What are the management options for astigmatism?

Optical correction

  1. Eyeglasses
  • Plano-cylindrical lenses
  • Sphero-cylindrical lenses
  • Aspheric lenses (Any ophthalmic refracting surface other than a spherical refracting surface comes within the classification of aspheric, in which one of the type is ‘Toric surfaces’ which are primarily used for the correction of astigmatism)
  1. Contact lenses
  • Spherical CLs with spherical equivalent power
  • Spherical CLs with Plano-cylindrical glasses
  • Toric CLs (Soft and RGP) or customizable designs
  • Rigid Gas Permeable (RGP) CLs
  • Piggyback CLs (RGP on top of a soft CL) – preferred to patients who have discomfort due to lens awareness, and here the soft CLs offer a shield/cushion to provide additional visual comfort
  • Rose-K lenses
  • Semi-scleral and scleral CLs

Non-surgical and Surgical management options

  1. Orthokeratology
  2. LASER and other refractive surgery procedures (LASIK, Epi-LASIK, LASEK, PRK, SMILE etc.)
  3. Methods (techniques) for astigmatic correction at the time of cataract surgery
  4. Toric Intra Ocular Lens (IOL) implants (1-4 dioptres)

To prescribe or not to prescribe?

Neonates are normally symmetrically hypermetropic with a minimal amount of astigmatism. Literature has shown that the occurrence of astigmatism in childhood naturally declines with the process of emmetropisation. With-the-rule astigmatism is observed most commonly in young adults and with increasing age the axis shifts from a predominance of with-the-rule astigmatism to against-the-rule astigmatism caused by the alterations in corneal curvature. The reasons behind this change are usually attributed to the alterations in the position and tension (tightness) of the eyelid, biomechanical properties of the cornea, extraocular muscles, etc. along with the genetic factors.

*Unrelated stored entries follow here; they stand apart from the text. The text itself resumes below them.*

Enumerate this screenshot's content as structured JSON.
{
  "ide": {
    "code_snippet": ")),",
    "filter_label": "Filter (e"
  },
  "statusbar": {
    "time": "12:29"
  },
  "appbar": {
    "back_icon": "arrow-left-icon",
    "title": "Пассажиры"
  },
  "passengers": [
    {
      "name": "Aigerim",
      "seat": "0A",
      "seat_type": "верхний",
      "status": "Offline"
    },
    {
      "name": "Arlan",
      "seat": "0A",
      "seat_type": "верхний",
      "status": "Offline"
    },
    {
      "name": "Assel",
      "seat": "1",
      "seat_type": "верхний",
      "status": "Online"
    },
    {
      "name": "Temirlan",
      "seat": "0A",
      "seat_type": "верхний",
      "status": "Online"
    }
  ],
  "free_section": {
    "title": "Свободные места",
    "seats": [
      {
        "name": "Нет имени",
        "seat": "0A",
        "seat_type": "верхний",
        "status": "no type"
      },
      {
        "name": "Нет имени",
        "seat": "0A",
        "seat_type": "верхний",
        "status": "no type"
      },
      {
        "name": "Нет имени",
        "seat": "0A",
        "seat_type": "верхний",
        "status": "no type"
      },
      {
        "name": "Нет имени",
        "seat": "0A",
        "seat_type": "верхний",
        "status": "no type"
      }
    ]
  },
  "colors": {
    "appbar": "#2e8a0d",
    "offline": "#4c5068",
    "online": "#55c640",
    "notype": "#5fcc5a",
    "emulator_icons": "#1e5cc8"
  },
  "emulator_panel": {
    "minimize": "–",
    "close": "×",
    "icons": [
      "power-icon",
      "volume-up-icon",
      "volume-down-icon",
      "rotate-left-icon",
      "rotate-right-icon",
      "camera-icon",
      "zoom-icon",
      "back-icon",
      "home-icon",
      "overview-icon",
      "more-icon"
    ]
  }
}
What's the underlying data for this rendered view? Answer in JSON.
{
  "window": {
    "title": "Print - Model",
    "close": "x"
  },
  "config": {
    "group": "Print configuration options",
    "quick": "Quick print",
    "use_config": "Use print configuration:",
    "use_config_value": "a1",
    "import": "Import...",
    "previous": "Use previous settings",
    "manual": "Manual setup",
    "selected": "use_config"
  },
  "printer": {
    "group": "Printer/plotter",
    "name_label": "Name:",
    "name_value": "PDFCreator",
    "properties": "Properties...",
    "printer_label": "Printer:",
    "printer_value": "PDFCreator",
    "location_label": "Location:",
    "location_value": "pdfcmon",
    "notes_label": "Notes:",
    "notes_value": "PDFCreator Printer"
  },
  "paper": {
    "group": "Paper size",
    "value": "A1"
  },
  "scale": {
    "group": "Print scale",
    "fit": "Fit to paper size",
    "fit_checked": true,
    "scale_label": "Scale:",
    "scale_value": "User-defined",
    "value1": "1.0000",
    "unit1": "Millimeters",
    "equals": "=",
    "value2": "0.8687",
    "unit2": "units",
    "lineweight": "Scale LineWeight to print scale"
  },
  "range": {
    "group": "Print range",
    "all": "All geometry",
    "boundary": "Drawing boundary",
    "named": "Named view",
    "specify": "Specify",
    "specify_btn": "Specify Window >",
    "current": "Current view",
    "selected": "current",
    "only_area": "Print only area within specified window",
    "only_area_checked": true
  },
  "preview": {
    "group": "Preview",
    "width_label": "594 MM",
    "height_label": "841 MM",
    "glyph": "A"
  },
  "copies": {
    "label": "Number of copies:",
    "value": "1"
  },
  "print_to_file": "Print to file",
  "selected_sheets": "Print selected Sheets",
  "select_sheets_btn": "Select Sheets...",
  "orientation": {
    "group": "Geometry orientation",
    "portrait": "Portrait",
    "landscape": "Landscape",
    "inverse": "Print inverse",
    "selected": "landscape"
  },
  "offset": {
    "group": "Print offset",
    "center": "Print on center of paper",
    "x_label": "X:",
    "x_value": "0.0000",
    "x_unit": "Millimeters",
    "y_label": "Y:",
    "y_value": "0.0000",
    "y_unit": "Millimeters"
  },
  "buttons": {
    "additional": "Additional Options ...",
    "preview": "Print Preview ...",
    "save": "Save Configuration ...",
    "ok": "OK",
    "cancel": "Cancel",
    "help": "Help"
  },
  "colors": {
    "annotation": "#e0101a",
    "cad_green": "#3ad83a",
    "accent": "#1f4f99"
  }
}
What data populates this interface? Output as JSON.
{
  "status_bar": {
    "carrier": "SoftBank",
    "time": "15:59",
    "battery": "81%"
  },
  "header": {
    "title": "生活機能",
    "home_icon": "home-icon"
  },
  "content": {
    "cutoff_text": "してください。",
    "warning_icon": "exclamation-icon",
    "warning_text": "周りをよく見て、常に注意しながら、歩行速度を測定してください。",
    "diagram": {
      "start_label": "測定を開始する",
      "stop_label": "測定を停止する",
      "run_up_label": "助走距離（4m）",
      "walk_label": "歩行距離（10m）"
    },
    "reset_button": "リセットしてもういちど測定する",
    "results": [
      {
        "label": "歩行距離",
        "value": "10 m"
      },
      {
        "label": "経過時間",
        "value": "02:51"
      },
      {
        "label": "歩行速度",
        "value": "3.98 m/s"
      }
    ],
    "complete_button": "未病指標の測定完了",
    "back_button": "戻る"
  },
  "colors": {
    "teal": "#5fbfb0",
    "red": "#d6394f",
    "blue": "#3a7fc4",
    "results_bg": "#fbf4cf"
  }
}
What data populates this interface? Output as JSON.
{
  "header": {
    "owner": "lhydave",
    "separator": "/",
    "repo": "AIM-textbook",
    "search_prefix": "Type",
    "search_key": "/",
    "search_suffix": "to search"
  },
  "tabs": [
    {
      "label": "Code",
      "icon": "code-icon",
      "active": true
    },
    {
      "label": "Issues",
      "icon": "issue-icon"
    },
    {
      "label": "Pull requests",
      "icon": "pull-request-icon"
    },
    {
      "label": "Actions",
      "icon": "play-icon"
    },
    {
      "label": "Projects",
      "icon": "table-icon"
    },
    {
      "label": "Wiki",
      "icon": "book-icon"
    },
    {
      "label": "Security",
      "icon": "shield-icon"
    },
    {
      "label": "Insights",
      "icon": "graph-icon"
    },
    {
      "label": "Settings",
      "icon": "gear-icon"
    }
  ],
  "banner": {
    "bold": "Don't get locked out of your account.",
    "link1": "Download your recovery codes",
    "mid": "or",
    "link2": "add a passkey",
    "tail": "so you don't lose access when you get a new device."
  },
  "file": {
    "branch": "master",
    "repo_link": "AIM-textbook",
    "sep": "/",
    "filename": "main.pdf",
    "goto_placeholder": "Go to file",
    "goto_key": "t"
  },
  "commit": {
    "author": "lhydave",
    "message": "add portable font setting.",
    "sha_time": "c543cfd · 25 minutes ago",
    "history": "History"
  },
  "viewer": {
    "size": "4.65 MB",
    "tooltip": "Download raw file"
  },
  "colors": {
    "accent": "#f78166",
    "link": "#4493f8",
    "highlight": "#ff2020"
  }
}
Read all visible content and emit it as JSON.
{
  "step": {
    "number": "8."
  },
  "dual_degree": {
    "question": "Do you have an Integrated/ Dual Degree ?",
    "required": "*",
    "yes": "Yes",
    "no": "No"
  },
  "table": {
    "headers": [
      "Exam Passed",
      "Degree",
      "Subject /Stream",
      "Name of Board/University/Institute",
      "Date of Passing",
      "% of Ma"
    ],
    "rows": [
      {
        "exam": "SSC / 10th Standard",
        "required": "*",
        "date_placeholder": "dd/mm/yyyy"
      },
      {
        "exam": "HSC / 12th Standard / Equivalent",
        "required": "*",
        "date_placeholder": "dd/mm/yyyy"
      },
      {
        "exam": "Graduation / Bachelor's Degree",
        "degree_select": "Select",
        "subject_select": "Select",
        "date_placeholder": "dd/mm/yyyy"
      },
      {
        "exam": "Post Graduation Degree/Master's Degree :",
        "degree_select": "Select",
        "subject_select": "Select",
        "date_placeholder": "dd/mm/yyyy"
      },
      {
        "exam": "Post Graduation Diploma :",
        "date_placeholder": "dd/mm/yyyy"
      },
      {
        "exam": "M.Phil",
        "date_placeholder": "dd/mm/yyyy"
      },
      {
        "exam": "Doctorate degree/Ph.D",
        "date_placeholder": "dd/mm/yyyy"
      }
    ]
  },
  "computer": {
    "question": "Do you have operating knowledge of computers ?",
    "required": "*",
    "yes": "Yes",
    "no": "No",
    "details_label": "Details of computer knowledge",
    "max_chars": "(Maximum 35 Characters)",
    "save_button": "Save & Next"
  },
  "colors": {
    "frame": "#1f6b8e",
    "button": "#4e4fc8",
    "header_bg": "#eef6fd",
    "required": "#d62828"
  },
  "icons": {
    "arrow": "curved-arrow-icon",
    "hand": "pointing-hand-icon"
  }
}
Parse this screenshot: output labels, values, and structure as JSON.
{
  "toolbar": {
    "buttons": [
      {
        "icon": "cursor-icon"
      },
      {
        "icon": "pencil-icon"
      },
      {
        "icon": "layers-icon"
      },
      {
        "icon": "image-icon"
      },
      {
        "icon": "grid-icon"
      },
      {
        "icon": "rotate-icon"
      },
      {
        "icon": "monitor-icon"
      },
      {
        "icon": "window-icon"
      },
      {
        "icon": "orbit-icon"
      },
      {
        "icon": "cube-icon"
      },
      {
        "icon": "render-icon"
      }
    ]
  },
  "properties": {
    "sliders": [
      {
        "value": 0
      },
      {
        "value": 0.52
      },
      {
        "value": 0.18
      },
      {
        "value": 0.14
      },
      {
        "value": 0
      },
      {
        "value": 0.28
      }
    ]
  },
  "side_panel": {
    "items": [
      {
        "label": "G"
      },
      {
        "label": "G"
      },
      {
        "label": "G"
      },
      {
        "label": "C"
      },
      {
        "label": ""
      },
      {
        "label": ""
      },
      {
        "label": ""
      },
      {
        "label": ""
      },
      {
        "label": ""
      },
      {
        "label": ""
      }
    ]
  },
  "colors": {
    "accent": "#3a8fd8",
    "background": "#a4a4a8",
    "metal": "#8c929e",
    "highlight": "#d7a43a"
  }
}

There are numerous guidelines that have been published to help vision practitioners for prescribing astigmatism. The visual system may not be very sensitive to the blur induced by astigmatism in the first of life, but there onwards uncorrected astigmatic error (specifically oblique) can induce retinal blur during the early developmental phase leading to a condition called meridional amblyopia (MA), or best-corrected visual defects that are greater for or are present only for, specific stimulus orientations. It is advised to correct astigmatism of 1.00 DC or more as early as two years to optimize the acuity development, we are herewith providing a brief guideline for prescribing optical correction in cases of astigmatism (Table 1). In current clinical practice, astigmatism-related amblyopia in the absence of anisometropia, strabismus, and other ocular abnormalities are treated by providing the individual with clear visual input through optical correction of astigmatism (Reading recommendation: reference number 4).

Table 1: Brief prescribing guidelines in cases of astigmatism

  • > 2.00 DC at > 15 months of age

Prescribe partial (50%) cylindrical correction

  • > 1.50 DC at > 4 years of age

Prescribe full cylindrical correction, in cases of previously uncorrected astigmatism, begin with reduced amount for better adaptation

  • Oblique astigmatism > 1.00 DC from 1 year & upwards

Prescribe 75% cylindrical correction, after an age of 2 years shift to full correction

  • > School going age & upwards

> 0.75 DC with or without visual symptoms and even lesser amount if symptomatic should be prescribed with full correction

Astigmatism in young adults can be treated using non-invasive methods while in older patients with cataractous lenses, the management of astigmatism can even be combined with cataract extraction. In patients implanted with conventional IOLs (monofocal), uncorrected astigmatism might have an impact on the distance and near vision. Studies have suggested that a minimal under correction of myopic astigmatism (<1.00 D) can result in a partial restoration of near acuity with a proportional loss of distance acuity. Whereas uncorrected hyperopic astigmatism results in the decline of both distance and near acuities of pseudophakic eyes (Reading recommendation: reference number 7).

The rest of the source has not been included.